Here are some of my own pretentious dullnesses written as part of the class exercises.

They are the Autumn sequence from a block based on the seasons . Each season had 5 haikus devoted to it under the group's overall heading of Love the Magician-- some twenty -one haikus in all :

a. season and colour

b. animal sound or movement

c. The Bell-- a special image for me

d. Nature or stars or sky

e. Personal love

I would not have put them up , but for the Lazy Writers segment giving a title -- and here was a perfect chance to be lazy and use something from the far past


Autumn Haikus

a.

Perfection wavers.

Gold has begun to tarnish.

Autumn is passing .

b.

Engulfing machines

stretch wide mechanical maws;

swallow the harvest.

c.

Dry tinklings of leaves

haphazardly falling, drown

Autumn’s untuned bell.

d.

Dipping and swaying

moving like tongues of gold flame

trees bend with the wind.

e.

The carpet of leaves

dying in silence , deadens

the passing of love.

Reviews
Ah
Written by ellipinnock (1753 comments posted) 7th September 2006
A lazy, lazy writers entry, how fitting!

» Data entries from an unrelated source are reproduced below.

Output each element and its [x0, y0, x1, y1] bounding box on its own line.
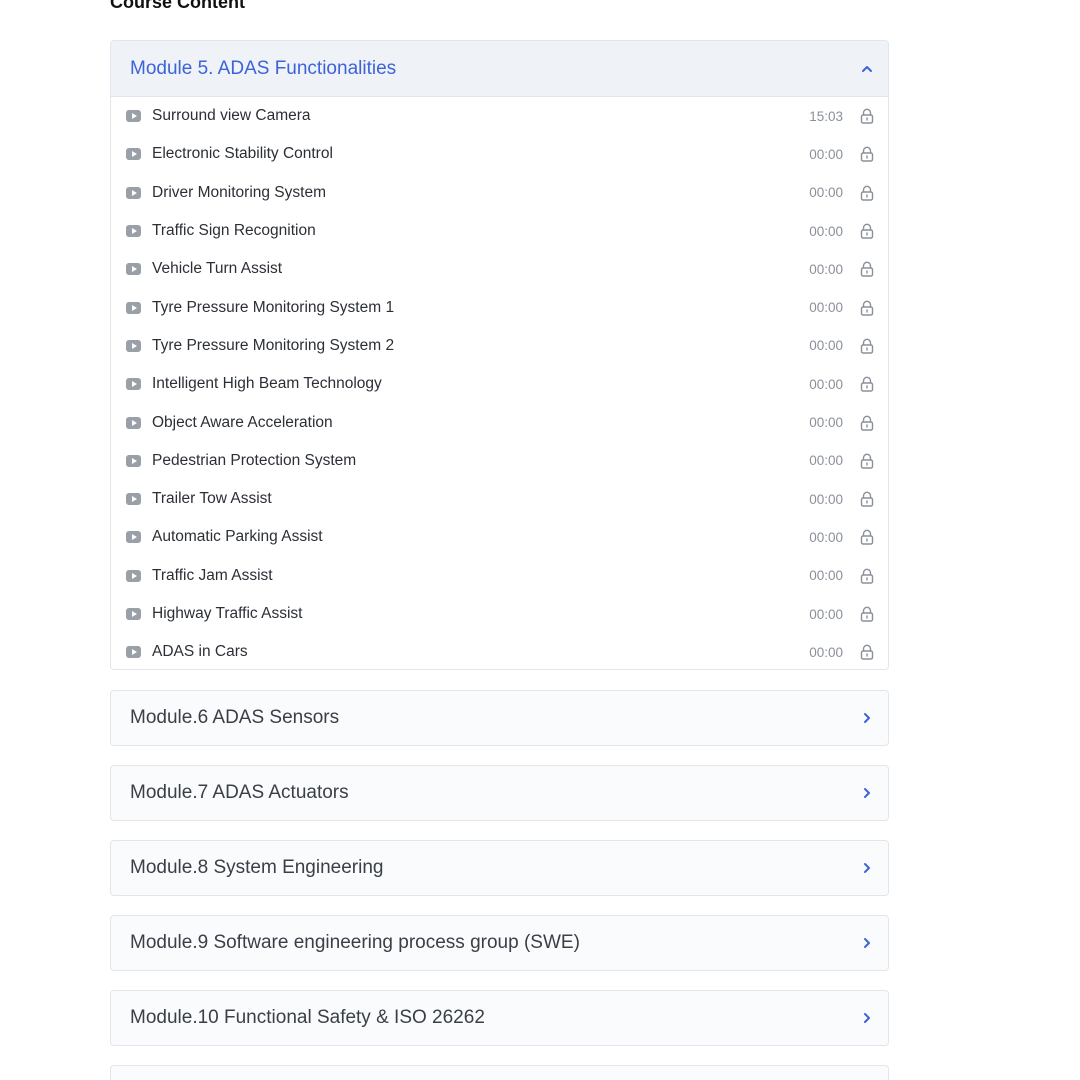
lock-icon [860, 530, 874, 546]
lesson-title[interactable]: Intelligent High Beam Technology [152, 375, 809, 393]
lesson-duration: 00:00 [809, 338, 843, 354]
lesson-row[interactable]: Intelligent High Beam Technology 00:00 [111, 365, 888, 403]
lesson-row[interactable]: Automatic Parking Assist 00:00 [111, 518, 888, 556]
chevron-right-icon[interactable] [860, 711, 874, 725]
lesson-row[interactable]: Surround view Camera 15:03 [111, 97, 888, 135]
lesson-row[interactable]: Highway Traffic Assist 00:00 [111, 595, 888, 633]
module-5-title: Module 5. ADAS Functionalities [130, 57, 397, 79]
lesson-duration: 00:00 [809, 415, 843, 431]
module-5-accordion: Module 5. ADAS Functionalities Surround … [110, 40, 889, 670]
chevron-right-icon[interactable] [860, 936, 874, 950]
lesson-row[interactable]: Traffic Jam Assist 00:00 [111, 557, 888, 595]
lesson-title[interactable]: Highway Traffic Assist [152, 605, 809, 623]
lesson-duration: 00:00 [809, 529, 843, 545]
lesson-duration: 00:00 [809, 300, 843, 316]
play-video-icon [126, 531, 141, 544]
lesson-title[interactable]: Electronic Stability Control [152, 145, 809, 163]
lesson-row[interactable]: Object Aware Acceleration 00:00 [111, 403, 888, 441]
lock-icon [860, 185, 874, 201]
lesson-title[interactable]: Tyre Pressure Monitoring System 2 [152, 337, 809, 355]
play-video-icon [126, 186, 141, 199]
lock-icon [860, 147, 874, 163]
lesson-duration: 00:00 [809, 185, 843, 201]
lesson-duration: 15:03 [809, 108, 843, 124]
lesson-row[interactable]: ADAS in Cars 00:00 [111, 633, 888, 669]
module-title: Module.7 ADAS Actuators [130, 782, 349, 803]
lesson-duration: 00:00 [809, 453, 843, 469]
chevron-up-icon[interactable] [860, 62, 874, 76]
module-5-header[interactable]: Module 5. ADAS Functionalities [111, 41, 888, 97]
play-video-icon [126, 263, 141, 276]
lock-icon [860, 300, 874, 316]
module-title: Module.8 System Engineering [130, 857, 384, 878]
lesson-row[interactable]: Driver Monitoring System 00:00 [111, 174, 888, 212]
play-video-icon [126, 339, 141, 352]
lesson-title[interactable]: Surround view Camera [152, 107, 809, 125]
lesson-title[interactable]: Tyre Pressure Monitoring System 1 [152, 299, 809, 317]
lesson-duration: 00:00 [809, 376, 843, 392]
lock-icon [860, 376, 874, 392]
module-accordion-collapsed[interactable]: Module.8 System Engineering [110, 840, 889, 896]
play-video-icon [126, 148, 141, 161]
module-accordion-collapsed[interactable]: Module.7 ADAS Actuators [110, 765, 889, 821]
chevron-right-icon[interactable] [860, 786, 874, 800]
lesson-title[interactable]: Traffic Jam Assist [152, 567, 809, 585]
module-title: Module.10 Functional Safety & ISO 26262 [130, 1007, 485, 1028]
lesson-title[interactable]: Object Aware Acceleration [152, 414, 809, 432]
lock-icon [860, 108, 874, 124]
lesson-row[interactable]: Tyre Pressure Monitoring System 2 00:00 [111, 327, 888, 365]
play-video-icon [126, 110, 141, 123]
lesson-duration: 00:00 [809, 644, 843, 660]
lock-icon [860, 261, 874, 278]
lock-icon [860, 453, 874, 469]
module-accordion-collapsed[interactable]: Module.9 Software engineering process gr… [110, 915, 889, 971]
chevron-right-icon[interactable] [860, 861, 874, 875]
lesson-row[interactable]: Vehicle Turn Assist 00:00 [111, 250, 888, 288]
lesson-title[interactable]: Vehicle Turn Assist [152, 260, 809, 278]
lesson-list: Surround view Camera 15:03 Electronic Stab… [111, 97, 888, 669]
module-accordion-collapsed[interactable]: Module.10 Functional Safety & ISO 26262 [110, 990, 889, 1046]
lock-icon [860, 606, 874, 622]
lesson-title[interactable]: Traffic Sign Recognition [152, 222, 809, 240]
course-content-heading: Course Content [110, 0, 245, 12]
play-video-icon [126, 225, 141, 238]
lesson-duration: 00:00 [809, 606, 843, 622]
lesson-row[interactable]: Pedestrian Protection System 00:00 [111, 442, 888, 480]
lesson-row[interactable]: Tyre Pressure Monitoring System 1 00:00 [111, 288, 888, 326]
lesson-title[interactable]: Driver Monitoring System [152, 184, 809, 202]
module-title: Module.9 Software engineering process gr… [130, 932, 580, 953]
lesson-title[interactable]: Trailer Tow Assist [152, 490, 809, 508]
lock-icon [860, 415, 874, 431]
lesson-title[interactable]: Pedestrian Protection System [152, 452, 809, 470]
play-video-icon [126, 569, 141, 582]
lesson-title[interactable]: ADAS in Cars [152, 643, 809, 661]
lesson-duration: 00:00 [809, 491, 843, 507]
lesson-duration: 00:00 [809, 146, 843, 162]
lesson-title[interactable]: Automatic Parking Assist [152, 528, 809, 546]
course-content-page: Course Content Module 5. ADAS Functional… [0, 0, 1080, 1080]
lock-icon [860, 644, 874, 660]
lock-icon [860, 568, 874, 584]
play-video-icon [126, 608, 141, 620]
play-video-icon [126, 378, 141, 391]
play-video-icon [126, 646, 141, 659]
lock-icon [860, 223, 874, 239]
lock-icon [860, 491, 874, 507]
module-title: Module.6 ADAS Sensors [130, 707, 340, 728]
play-video-icon [126, 301, 141, 314]
lesson-duration: 00:00 [809, 223, 843, 239]
chevron-right-icon[interactable] [860, 1011, 874, 1025]
lesson-row[interactable]: Electronic Stability Control 00:00 [111, 135, 888, 173]
lesson-duration: 00:00 [809, 568, 843, 584]
lesson-duration: 00:00 [809, 261, 843, 277]
play-video-icon [126, 416, 141, 429]
lock-icon [860, 338, 874, 354]
lesson-row[interactable]: Trailer Tow Assist 00:00 [111, 480, 888, 518]
play-video-icon [126, 493, 141, 506]
module-accordion-collapsed[interactable]: Module.6 ADAS Sensors [110, 690, 889, 746]
play-video-icon [126, 454, 141, 467]
lesson-row[interactable]: Traffic Sign Recognition 00:00 [111, 212, 888, 250]
module-accordion-partial[interactable] [110, 1065, 889, 1080]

I quite like the odd haiku; short, sweet and to the point. I think d is my favourite out of this set, I love the image. Tho it does remind me that summer is on the way out (over here at least!) :cry  
 
Elli

Written by Phil (6730 comments posted) 7th September 2006
Haikus are really not my thing, but I liked C, particularly line 3. 
 
Still struggling for September lazy writer. Too busy to be lazy at the moment! 
 
Phil.
Studying poetry form
Written by Josie (2785 comments posted) 9th September 2006
I know they have to study style and form in connection with poetry, but we never did. Perhaps we should have done so, but I sometimes think that when things are dissected, they are not fun any more. I don't know if others think this. It was the same with Shakespeare. It was never meant to be dissected, but just enjoyed. Your above attempt was good though - but it is not my style, obviously. ha ha
Haiku Horay!
Written by mishmish (389 comments posted) 9th September 2006
I thought these 5 haikus really worked well, embracing the aspects of autumn and brought the new season into focus for me. 
 
They encapsulated the colours, the sounds, the movements we come to expect from Autumn. 
 
Really good Brian, I thoroughly enjoyed reading these. 
 
Well done... 
 
best wishes 
 
mish x
thank you......
Written by brook_rivers (484 comments posted) 10th September 2006
for your lazy writers contribution. 
 
I must say that i Haiku's are not my favourite form of poetry but I really enjoyed this set.  
There were several beautiful lines in there: 
 
Gold has begun to tarnish 
haphazardly falling 
moving like tongues of gold flame 
The carpet of leaves  
 
i especially liked the repetition of the colour of gold as it really symbolised autumn for me & i also enjoyed the way that the poem moved through the beginning to the end of autumn. 
 
well done 
 
brook  
 
:)
reviewing patterjack
Written by patterjack (1196 comments posted) 12th September 2006
I trust that is permissible ? You are all more flattering than I ! 
 
Thank you -- but here is my own review . 
 
cliche collector 
wearing out phrases and words 
writer of haikus . 
 
patterjack
New to haikus
Written by Talisker (1326 comments posted) 10th October 2006
But I like all of these. Especially B. 
 
Remind me of some little poems I read by Duncan Glen. I sold the book when I was even harder up than now!